At this point, Dora Martinez, a member of the collective, had joined the non-profit organization. Her previous work as a farm manager was instrumental in developing the group’s sustainable farming program. In April 2018, the group received a three-year scholarship of $ 600,000 from the Agnese Nelms Haury Program in Environment and Social Justice at the University of Arizona. It was a big push for a project that not only aimed to feed the residents, but also to become a neighborhood resource that could provide educational workshops, jobs, and a sense of self-determination.
Itzel Gamez, 14, uses a metate, a grindstone that originated in pre-Hispanic Mesoamerica, to smooth corn masa, or batter for tortillas.

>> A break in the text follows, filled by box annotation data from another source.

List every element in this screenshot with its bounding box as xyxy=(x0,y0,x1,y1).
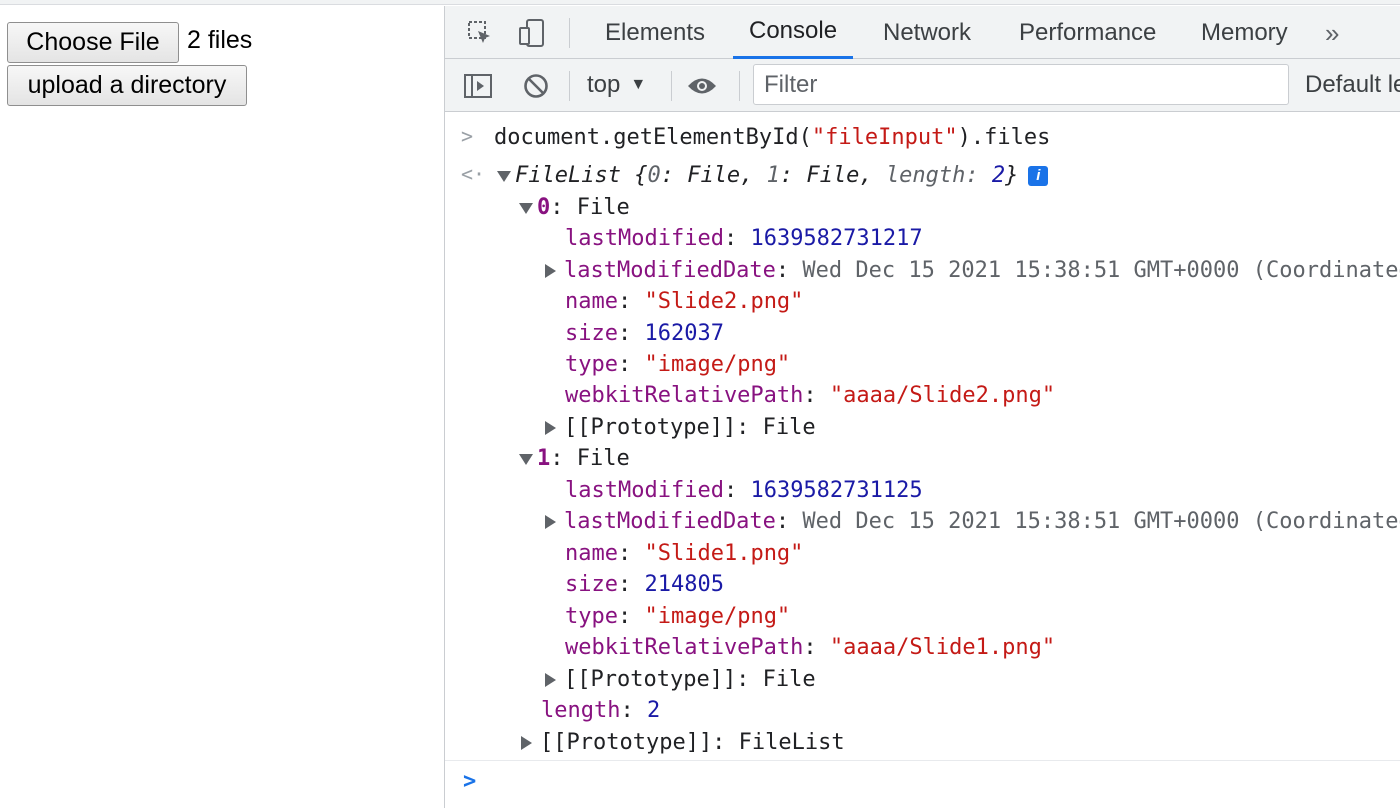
file-0-prototype[interactable]: [[Prototype]]: File xyxy=(545,414,816,442)
console-toolbar: top ▼ Filter Default le xyxy=(445,59,1400,112)
file-1-relpath: webkitRelativePath: "aaaa/Slide1.png" xyxy=(565,635,1056,660)
context-label: top xyxy=(587,71,621,98)
file-0-name: name: "Slide2.png" xyxy=(565,289,804,314)
console-command: document.getElementById("fileInput").fil… xyxy=(494,125,1051,150)
file-1-lastmodifieddate[interactable]: lastModifiedDate: Wed Dec 15 2021 15:38:… xyxy=(545,508,1400,536)
info-icon[interactable]: i xyxy=(1028,166,1049,186)
collapsed-triangle-icon xyxy=(545,515,556,529)
result-arrow-icon: <· xyxy=(461,162,486,186)
inspect-element-icon[interactable] xyxy=(463,16,497,50)
console-input-prompt[interactable]: > xyxy=(463,769,476,794)
sidebar-toggle-icon[interactable] xyxy=(461,69,495,103)
console-divider xyxy=(445,760,1400,761)
chevron-double-right-icon[interactable]: » xyxy=(1325,18,1339,49)
tab-memory[interactable]: Memory xyxy=(1201,6,1288,59)
file-0-relpath: webkitRelativePath: "aaaa/Slide2.png" xyxy=(565,383,1056,408)
file-status-text: 2 files xyxy=(187,26,253,54)
web-page: Choose File 2 files upload a directory xyxy=(0,6,444,808)
toolbar-separator xyxy=(569,71,570,101)
file-0-header[interactable]: 0: File xyxy=(519,194,630,222)
filelist-prototype[interactable]: [[Prototype]]: FileList xyxy=(521,729,845,757)
choose-file-button[interactable]: Choose File xyxy=(7,22,179,63)
file-0-size: size: 162037 xyxy=(565,321,724,346)
caret-down-icon: ▼ xyxy=(630,76,647,93)
console-output: > document.getElementById("fileInput").f… xyxy=(445,114,1400,808)
expanded-triangle-icon xyxy=(519,202,533,214)
eye-icon[interactable] xyxy=(685,69,719,103)
collapsed-triangle-icon xyxy=(521,736,532,750)
file-1-size: size: 214805 xyxy=(565,572,724,597)
toolbar-separator xyxy=(569,18,570,48)
log-levels-dropdown[interactable]: Default le xyxy=(1305,71,1400,99)
collapsed-triangle-icon xyxy=(545,421,556,435)
file-1-lastmodified: lastModified: 1639582731125 xyxy=(565,478,923,503)
expanded-triangle-icon xyxy=(497,170,511,182)
tab-elements[interactable]: Elements xyxy=(605,6,705,59)
toolbar-separator xyxy=(739,71,740,101)
file-1-prototype[interactable]: [[Prototype]]: File xyxy=(545,666,816,694)
tab-performance[interactable]: Performance xyxy=(1019,6,1156,59)
file-1-header[interactable]: 1: File xyxy=(519,445,630,473)
devtools-tabbar: Elements Console Network Performance Mem… xyxy=(445,6,1400,59)
input-prompt-icon: > xyxy=(461,124,474,148)
file-0-lastmodified: lastModified: 1639582731217 xyxy=(565,226,923,251)
collapsed-triangle-icon xyxy=(545,264,556,278)
file-0-lastmodifieddate[interactable]: lastModifiedDate: Wed Dec 15 2021 15:38:… xyxy=(545,257,1400,285)
filelist-summary[interactable]: FileList {0: File, 1: File, length: 2} i xyxy=(497,162,1049,190)
expanded-triangle-icon xyxy=(519,453,533,465)
file-0-type: type: "image/png" xyxy=(565,352,791,377)
filelist-length: length: 2 xyxy=(541,698,661,723)
context-selector[interactable]: top ▼ xyxy=(587,71,646,99)
filter-input[interactable]: Filter xyxy=(753,64,1289,105)
collapsed-triangle-icon xyxy=(545,673,556,687)
toolbar-separator xyxy=(671,71,672,101)
tab-console[interactable]: Console xyxy=(733,6,854,59)
tab-network[interactable]: Network xyxy=(883,6,971,59)
device-toolbar-icon[interactable] xyxy=(515,16,549,50)
devtools-panel: Elements Console Network Performance Mem… xyxy=(444,6,1400,808)
file-1-type: type: "image/png" xyxy=(565,604,791,629)
top-border xyxy=(0,0,1400,5)
file-1-name: name: "Slide1.png" xyxy=(565,541,804,566)
upload-directory-button[interactable]: upload a directory xyxy=(7,65,247,106)
clear-console-icon[interactable] xyxy=(519,69,553,103)
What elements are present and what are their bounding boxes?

She lives in the Barrio Centro district and took part in the Flowers & Bullets workshop with her brother Daniel. (Paloma Martinez is in the background). (Photo by Alfonso Chavez)
Existing programs on the farm and others that are developed together with the community are intended to involve and network even more people in the neighborhood. Although activities slowed when the coronavirus pandemic broke out, the farm became a drive-through destination where residents could get masks, hand sanitizer and free seeds.